知っていますか? 「日本遺産」

「日本遺産」。友人と東京都八王子市にある高尾山に登ったとき、下山途中の道で、そう書かれた旗を見つけました。「世界遺産なら知っているけど・・・」。何となく気になり後で調べてみると、文化庁が2015年に、地域に点在する文化財を有効活用するために創設。自治体からの申請に基づき、歴史的建造物や名勝地、祭りなどを合わせて認定する仕組みです。重要文化財などのように個別に認定するわけではなく、様々なものを、地域に即した物語として発信する点に特徴があります。

高尾山からの景色

 

筆者が訪れた高尾山は「霊気満山 高尾山〜人々の祈りが紡ぐ桑都物語〜」として、2020年に認定されています。そのストーリーの内容としては、養蚕や織物で発展してきたことから「桑都」と称されていた八王子の歴史を、高尾山の繋がりによって、過去から現在、未来へと紡いでいくというもの。高尾山をはじめ、城跡、祭りなど29件の文化財から構成されています。現在、認定されているのは104件。都内では、高尾山が唯一とのことでした。
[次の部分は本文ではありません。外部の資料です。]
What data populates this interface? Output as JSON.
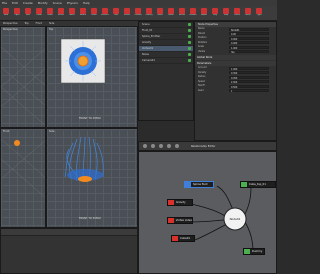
{
  "menu": {
    "items": [
      "File",
      "Edit",
      "Create",
      "Modify",
      "Scene",
      "Physics",
      "Help"
    ]
  },
  "toolbar": {
    "buttons": [
      "New",
      "Open",
      "Save",
      "Undo",
      "Redo",
      "Select",
      "Move",
      "Rotate",
      "Scale",
      "Emitter",
      "Fluid",
      "Solver",
      "Collider",
      "Gravity",
      "Wind",
      "Noise",
      "Vortex",
      "Render",
      "Export",
      "Play",
      "Stop",
      "Cache",
      "Mesh",
      "Light"
    ]
  },
  "viewports": {
    "tabs": [
      "Perspective",
      "Top",
      "Front",
      "Side"
    ],
    "labels": [
      "Perspective",
      "Top",
      "Front",
      "Side"
    ],
    "overlay_top": "FRONT TO X5500",
    "overlay_bottom": "FRONT TO X5500"
  },
  "scene": {
    "items": [
      {
        "label": "Scene",
        "selected": false
      },
      {
        "label": "Fluid_01",
        "selected": false
      },
      {
        "label": "Spline_Emitter",
        "selected": false
      },
      {
        "label": "Gravity",
        "selected": false
      },
      {
        "label": "Vortex01",
        "selected": true
      },
      {
        "label": "Noise",
        "selected": false
      },
      {
        "label": "Camera01",
        "selected": false
      }
    ]
  },
  "properties": {
    "title": "Node Properties",
    "node_label": "Node01",
    "rows": [
      {
        "label": "Name",
        "value": "Node01"
      },
      {
        "label": "Parent",
        "value": "0.00"
      },
      {
        "label": "Position",
        "value": "0.000"
      },
      {
        "label": "Rotation",
        "value": "0.000"
      },
      {
        "label": "Scale",
        "value": "1.000"
      },
      {
        "label": "Visible",
        "value": "Yes"
      }
    ],
    "section1": "Global Node",
    "section2": "Parameters",
    "rows2": [
      {
        "label": "Amount",
        "value": "1.000"
      },
      {
        "label": "Density",
        "value": "0.300"
      },
      {
        "label": "Radius",
        "value": "0.050"
      },
      {
        "label": "Speed",
        "value": "2.000"
      },
      {
        "label": "Falloff",
        "value": "0.500"
      },
      {
        "label": "Seed",
        "value": "1"
      }
    ]
  },
  "node_editor": {
    "title": "Relationship Editor",
    "nodes": {
      "spline_fluid": "Spline fluid",
      "cube_top": "Cube_top_01",
      "gravity": "Gravity",
      "vortex": "Vortex",
      "vortex_index": "Vortex index",
      "node01": "Node01",
      "dummy": "Dummy",
      "cube": "Cube01"
    }
  },
  "colors": {
    "node_center": "#f2f2f2",
    "port_red": "#d9312b",
    "port_green": "#4caf50",
    "port_blue": "#3d7fd9",
    "highlight_orange": "#f28a1e"
  }
}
地域の文化財を発信し、その土地の活性化や観光振興につなげる日本遺産ですが、その目的や役割を果たせているのかという意見もあるようです。先月21日の読売新聞で「日本遺産 地域の活性化につなげるには」という社説が掲載されていました。

それによると、2020年に文化庁が行った調査で、「認定遺産を知っており、制度も理解している」と答えた人は1割強にとどまっており、約3割は日本遺産という言葉を聞いたことがないと回答したと言います。正直なところ、筆者自身もこの制度について全く知らなかったため、高尾山が日本遺産であることを知っても、思わず「すごいのか・・・?」と感じてしまいました。遺産の歴史的価値や面白さがあるのにうまく伝えられておらず、実際の認知度が低い今の状況はとてももったいなく思います。
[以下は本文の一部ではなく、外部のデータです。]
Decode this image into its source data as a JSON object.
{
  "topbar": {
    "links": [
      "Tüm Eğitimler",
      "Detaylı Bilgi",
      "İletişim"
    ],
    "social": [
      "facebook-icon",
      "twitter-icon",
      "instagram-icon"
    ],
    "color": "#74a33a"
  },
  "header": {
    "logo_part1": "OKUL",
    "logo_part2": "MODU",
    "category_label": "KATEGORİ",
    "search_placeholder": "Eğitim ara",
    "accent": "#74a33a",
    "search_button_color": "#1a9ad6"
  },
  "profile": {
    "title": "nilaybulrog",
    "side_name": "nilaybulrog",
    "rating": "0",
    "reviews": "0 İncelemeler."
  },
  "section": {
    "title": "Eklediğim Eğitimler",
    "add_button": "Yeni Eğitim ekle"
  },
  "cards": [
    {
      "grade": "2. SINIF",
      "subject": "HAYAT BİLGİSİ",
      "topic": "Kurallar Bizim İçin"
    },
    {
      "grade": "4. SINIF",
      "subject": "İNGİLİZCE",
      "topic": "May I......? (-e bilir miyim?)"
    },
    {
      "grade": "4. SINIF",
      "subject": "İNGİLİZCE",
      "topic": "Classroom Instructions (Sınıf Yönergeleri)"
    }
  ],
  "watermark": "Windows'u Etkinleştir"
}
他の地域の日本遺産を調べてみると、たとえば京都の「日本茶800年の歴史散歩」では、約800年にわたって最高級の多種多様なお茶を作り上げてきた京都・南山城について、茶道文化についての歴史や景観を紹介。和歌山県の「鯨とともに生きる」では、捕鯨が行われてきた地域の歴史や祭り、伝統芸能、食文化など受け継がれてきた文化財を発信していました。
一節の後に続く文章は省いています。